Liver cirrhosis may predispose to certain diseases of the large bowel, including portal colopathy and adenomatous polyps. Procedures accomplished before and during colonoscopy seem to be safe for cirrhotic patients, however, in decompensated cirrhosis exists a tendency to further water retention.
与上消化道相比,晚期肝硬化患者的大肠内镜图像仍难以识别。目前,结肠镜检查是肝移植评估过程中的常规检查。本研究的目的是回顾性分析结肠镜检查报告,并评估结肠镜检查前及检查过程中所有操作的安全性。

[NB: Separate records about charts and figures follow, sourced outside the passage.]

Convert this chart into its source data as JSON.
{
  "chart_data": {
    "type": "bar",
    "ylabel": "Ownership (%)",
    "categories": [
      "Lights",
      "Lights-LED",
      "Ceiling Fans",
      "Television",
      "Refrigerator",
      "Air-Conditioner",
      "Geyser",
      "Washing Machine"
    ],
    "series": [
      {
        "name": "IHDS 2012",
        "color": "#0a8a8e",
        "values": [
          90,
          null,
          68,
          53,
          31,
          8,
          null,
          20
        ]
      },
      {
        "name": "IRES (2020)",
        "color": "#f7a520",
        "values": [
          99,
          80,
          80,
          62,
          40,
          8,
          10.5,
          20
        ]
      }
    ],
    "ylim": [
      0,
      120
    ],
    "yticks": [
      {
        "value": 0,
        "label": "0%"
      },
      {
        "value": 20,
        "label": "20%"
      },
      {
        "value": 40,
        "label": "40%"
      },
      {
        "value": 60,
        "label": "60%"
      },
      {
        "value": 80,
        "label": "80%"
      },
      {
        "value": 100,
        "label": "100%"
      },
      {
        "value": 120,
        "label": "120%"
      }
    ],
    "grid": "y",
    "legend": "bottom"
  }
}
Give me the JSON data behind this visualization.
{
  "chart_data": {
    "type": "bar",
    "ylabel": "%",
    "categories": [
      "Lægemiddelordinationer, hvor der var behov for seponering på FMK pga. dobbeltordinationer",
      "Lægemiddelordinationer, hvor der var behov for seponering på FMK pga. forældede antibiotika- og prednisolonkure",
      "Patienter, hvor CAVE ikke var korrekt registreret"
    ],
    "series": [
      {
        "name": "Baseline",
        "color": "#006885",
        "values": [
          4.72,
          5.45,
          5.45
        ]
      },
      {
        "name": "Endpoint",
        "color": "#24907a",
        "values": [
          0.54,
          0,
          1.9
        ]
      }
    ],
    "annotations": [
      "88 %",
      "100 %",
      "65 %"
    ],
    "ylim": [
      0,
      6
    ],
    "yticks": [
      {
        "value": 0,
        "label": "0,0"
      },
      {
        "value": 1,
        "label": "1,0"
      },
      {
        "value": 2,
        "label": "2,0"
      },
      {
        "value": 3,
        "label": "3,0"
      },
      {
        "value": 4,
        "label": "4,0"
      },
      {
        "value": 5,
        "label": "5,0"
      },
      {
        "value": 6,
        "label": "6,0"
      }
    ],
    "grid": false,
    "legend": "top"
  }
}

本研究纳入了46例年龄在18 - 66岁之间的肝硬化患者(男性占54.4%,女性占45.6%),他们于2007 - 2009年因肝移植评估而住院。结肠镜检查在短期全身镇静下进行,标准肠道准备包括在结肠镜检查前一天给患者服用溶解于4升液体中的256克聚乙二醇。
26.1%的患者结肠镜检查未发现病变。41.3%的患者发现肛门/直肠静脉曲张,%的患者病变分类为门静脉性结肠病,8.7%的患者发现乙状结肠憩室。17例(37%)患者的结肠镜检查发现大肠有46个息肉(12例患者的38个息肉被切除用于组织病理学检查)。4例(8.7%)患者的息肉为增生性,6例(约13%)为低级别发育异常的管状腺瘤,2例(4.35%)为低级别发育异常的绒毛状管状腺瘤。绒毛状管状腺瘤仅在酒精性肝硬化患者中发现。结肠镜检查未使任何患者的总体临床状况恶化,但与代偿期肝硬化患者相比,有腹水和/或外周水肿的患者出现了水潴留特征(更大的体重变化 -0.50 +1.21千克 vs 0.23 +1.38千克;p < 0.05)。结肠镜检查后体温显著升高0.23 +0.30摄氏度;p < 0.001,而检查对血清肌酐水平和白细胞数量无显著影响。
肝硬化可能易患某些大肠疾病,包括门静脉性结肠病和腺瘤性息肉。结肠镜检查前及检查过程中的操作对肝硬化患者似乎是安全的,然而,在失代偿期肝硬化患者中存在进一步水潴留的倾向。